Personally Identifiable Information (PII) helps identify one individual from another and includes names, social security numbers, phone numbers, passport numbers, driver’s license numbers, credit cards, etc. Since companies collect, process, and hold such information for their customers and employees, they need to implement measures to ensure security, which can otherwise lead to hefty penalties and loss of reputation.

For example, investing in robust data mapping tools by ZenData can significantly help you keep track of PII, so you can take immediate appropriate actions when required. Nevertheless, this article will discuss 5 ways companies can protect PII. Read below to learn!
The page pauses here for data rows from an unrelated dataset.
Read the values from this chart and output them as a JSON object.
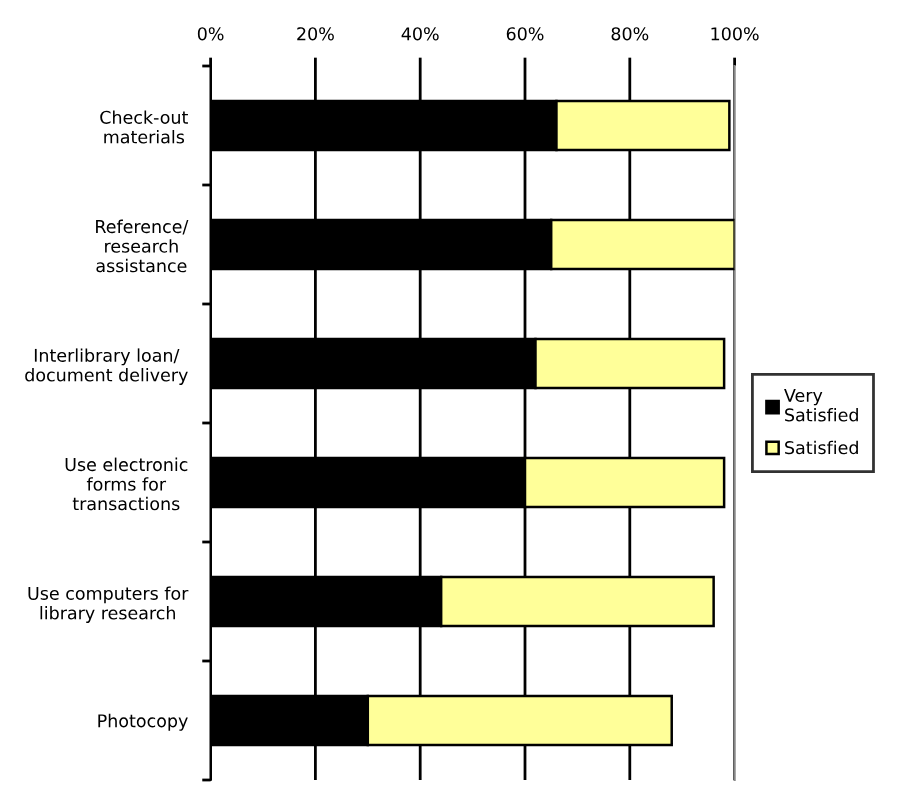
{
  "chart_data": {
    "type": "bar",
    "orientation": "horizontal",
    "stacked": true,
    "categories": [
      "Check-out\nmaterials",
      "Reference/\nresearch\nassistance",
      "Interlibrary loan/\ndocument delivery",
      "Use electronic\nforms for\ntransactions",
      "Use computers for\nlibrary research",
      "Photocopy"
    ],
    "series": [
      {
        "name": "Very\nSatisfied",
        "color": "#000000",
        "values": [
          66,
          65,
          62,
          60,
          44,
          30
        ]
      },
      {
        "name": "Satisfied",
        "color": "#ffff99",
        "values": [
          33,
          35,
          36,
          38,
          52,
          58
        ]
      }
    ],
    "xlim": [
      0,
      100
    ],
    "xticks": [
      {
        "value": 0,
        "label": "0%"
      },
      {
        "value": 20,
        "label": "20%"
      },
      {
        "value": 40,
        "label": "40%"
      },
      {
        "value": 60,
        "label": "60%"
      },
      {
        "value": 80,
        "label": "80%"
      },
      {
        "value": 100,
        "label": "100%"
      }
    ],
    "grid": "x",
    "legend": "right"
  }
}
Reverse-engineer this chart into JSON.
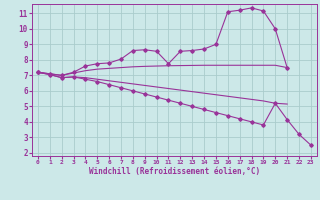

1. Create Safeguards for PII Protection

Different threats require different safeguards. Therefore, you need to evaluate the level of risk each possible threat carries in your company and create safeguards accordingly. You should always have a policies and procedures manual handed over to onboarding employees so they know how to collect, hold, disclose, and destroy PII.

In addition to encrypting sensitive data, you should provide training to all your employees. Regularly training them on cybersecurity protocols and new technological updates can help you ward off security breaches.

2. Know What Regulations You’re Required to Follow

Regulations may vary from industry to industry. However, adhering to applicable privacy laws for your business will keep you in compliance and mitigate any risk of hefty penalties and loss of goodwill.

Furthermore, since you will know which rules to follow regarding the processing, storage, and handling of PII, you will be able to protect sensitive and confidential information better. Some of the most common compliance mandates are California Consumer Privacy Act (CCPA), Health Insurance Portability and Accountability Act (HIPAA), and General Data Protection Regulation (GDPR).

Within the realm of healthcare, email archiving plays a crucial role in upholding HIPAA compliance. By employing secure email archiving practices, organizations can meticulously track and store electronic communications containing protected health information (PHI). This not only facilitates swift retrieval during audits but also establishes a secure record-keeping system, mitigating the risk of unauthorized access or inadvertent data breaches.

3. Review Your Data Privacy Policies and Procedures

You must always keep track of your current data privacy policies and procedures and adjust them accordingly. For instance, you should assess if there were any near-misses or failures in recent events to implement better future strategies.

Awareness of any new external and internal threats will also facilitate keeping the PII of your customers and employees secure while ensuring all the controls are practical and efficient.

4. Safely Store and Destroy Unnecessary PII

Most businesses may urge to collect as much information as possible from their customers to keep them updated regarding new product releases or boost overall sales. However, doing so will only make you more liable for any data breach.

Thus, you should always limit the amount of PII you obtain from your customers and employees to prevent the risk of breach. Only collect information that is crucial for you and store it in a secure location with advanced security controls.

When you no longer need PII, you must delete it properly to prevent cyber perpetrators from getting their hands on it.

5. Conduct a PII Risk Assessment

To develop the most accurate risk strategies, you must regularly conduct risk assessments based on the likelihood and severity of risks. This way, you can reduce or eliminate the impact of risk.

While conducting a PII risk assessment, you should consider the worst-case scenarios too. For example, let’s say who will be harmed, and are you currently adhering to data privacy laws? Asking such questions will lead to an adequate data protection plan.